Quantum N-toroidal algebras and extended quantized GIM algebras of N-fold affinization
Yun Gao, Naihuan Jing, Limeng Xia, Honglian Zhang
TL;DR
The paper introduces quantum $N$-toridal algebras $U_q(\mathfrak{g}_{N,tor})$ as a uniform Drinfeld-type quantum $N$-affinization, and relates them to extended quantized GIM algebras of $N$-fold affinization via explicit quotient constructions. It defines a simplified presentation $\mathcal{U}_0(\mathfrak{g}_{N,tor})$ and shows it is isomorphic to $U_q(\mathcal{L}(M))/K$, yielding a systematic bridge to GIM algebras and their Serre relations; for $N=2$ this yields type-dependent (quotient) isomorphisms with the known quantum toroidal algebras, while for $N>2$ the quotient $\overline{U}_q(\mathfrak{g}_{N,tor})$ aligns with $\mathcal{U}_0(\mathfrak{g}_{N,tor})/H_2$. The authors construct vertex representations in the simply-laced case and provide an explicit level-one realization on a Fock space, thereby establishing nontrivial representations and potential categorification avenues.
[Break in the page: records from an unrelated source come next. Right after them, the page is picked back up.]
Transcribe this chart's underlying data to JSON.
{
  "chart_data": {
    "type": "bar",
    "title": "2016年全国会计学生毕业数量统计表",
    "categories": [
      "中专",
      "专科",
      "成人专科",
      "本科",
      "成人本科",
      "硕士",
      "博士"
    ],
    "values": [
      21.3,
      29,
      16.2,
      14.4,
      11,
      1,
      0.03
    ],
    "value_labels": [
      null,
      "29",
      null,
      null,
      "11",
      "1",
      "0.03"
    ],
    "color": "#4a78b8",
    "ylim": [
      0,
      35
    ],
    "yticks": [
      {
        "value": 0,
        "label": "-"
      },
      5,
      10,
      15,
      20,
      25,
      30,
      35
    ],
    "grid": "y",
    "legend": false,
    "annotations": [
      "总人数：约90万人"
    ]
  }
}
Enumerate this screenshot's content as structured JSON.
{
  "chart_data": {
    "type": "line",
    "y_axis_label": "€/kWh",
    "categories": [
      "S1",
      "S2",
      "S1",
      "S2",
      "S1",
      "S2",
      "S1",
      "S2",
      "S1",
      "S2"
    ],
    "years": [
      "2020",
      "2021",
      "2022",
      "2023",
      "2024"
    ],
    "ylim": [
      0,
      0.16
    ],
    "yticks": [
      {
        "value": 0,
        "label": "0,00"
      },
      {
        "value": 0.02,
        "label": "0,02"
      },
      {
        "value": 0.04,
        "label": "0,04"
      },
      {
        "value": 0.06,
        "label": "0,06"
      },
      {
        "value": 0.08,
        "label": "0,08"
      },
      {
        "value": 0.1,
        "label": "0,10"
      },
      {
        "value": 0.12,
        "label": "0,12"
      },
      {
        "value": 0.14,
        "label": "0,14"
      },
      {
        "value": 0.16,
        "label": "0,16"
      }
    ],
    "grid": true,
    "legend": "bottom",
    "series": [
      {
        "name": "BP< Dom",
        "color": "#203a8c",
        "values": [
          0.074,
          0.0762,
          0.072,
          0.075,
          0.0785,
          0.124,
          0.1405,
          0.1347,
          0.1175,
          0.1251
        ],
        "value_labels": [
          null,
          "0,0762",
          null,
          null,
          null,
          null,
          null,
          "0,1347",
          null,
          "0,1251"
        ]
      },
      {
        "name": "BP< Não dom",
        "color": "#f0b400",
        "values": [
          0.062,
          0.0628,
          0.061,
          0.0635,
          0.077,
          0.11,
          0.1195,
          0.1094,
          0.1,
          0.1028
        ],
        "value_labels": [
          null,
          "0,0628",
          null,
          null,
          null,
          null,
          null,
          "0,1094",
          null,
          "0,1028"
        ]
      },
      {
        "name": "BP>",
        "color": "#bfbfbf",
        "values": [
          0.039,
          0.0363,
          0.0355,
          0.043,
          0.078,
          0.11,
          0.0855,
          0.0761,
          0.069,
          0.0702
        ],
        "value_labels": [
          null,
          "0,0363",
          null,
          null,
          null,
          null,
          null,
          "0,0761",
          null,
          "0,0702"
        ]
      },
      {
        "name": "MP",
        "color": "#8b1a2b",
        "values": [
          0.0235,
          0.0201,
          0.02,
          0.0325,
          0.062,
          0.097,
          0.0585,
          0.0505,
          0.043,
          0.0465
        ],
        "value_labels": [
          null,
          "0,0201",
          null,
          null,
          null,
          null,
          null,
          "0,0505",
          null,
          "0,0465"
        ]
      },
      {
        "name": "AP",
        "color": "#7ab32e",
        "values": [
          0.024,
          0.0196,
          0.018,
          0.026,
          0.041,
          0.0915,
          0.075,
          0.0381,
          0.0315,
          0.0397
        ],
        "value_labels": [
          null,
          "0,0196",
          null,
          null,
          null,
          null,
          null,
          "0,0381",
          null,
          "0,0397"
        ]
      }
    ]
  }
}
A detailed appendix supplies Dynkin diagrams for $N=2,3$, clarifying the GIM structures. Overall, the work extends the landscape of quantum toroidal-type algebras and clarifies their relation to extended GIM algebras, enabling new representation-theoretic and geometric connections.
Abstract
We introduce the notion of quantum $N$-toroidal algebras as natural generalization of the quantum toroidal algebras as well as extended quantized GIM algebras of $N$-fold affinization. We show that the quantum $N$-toroidal algebras are quotients of the extended quantized GIM algebras of $N$-fold affinization, which generalizes a well-known result of Berman and Moody for Lie algebras.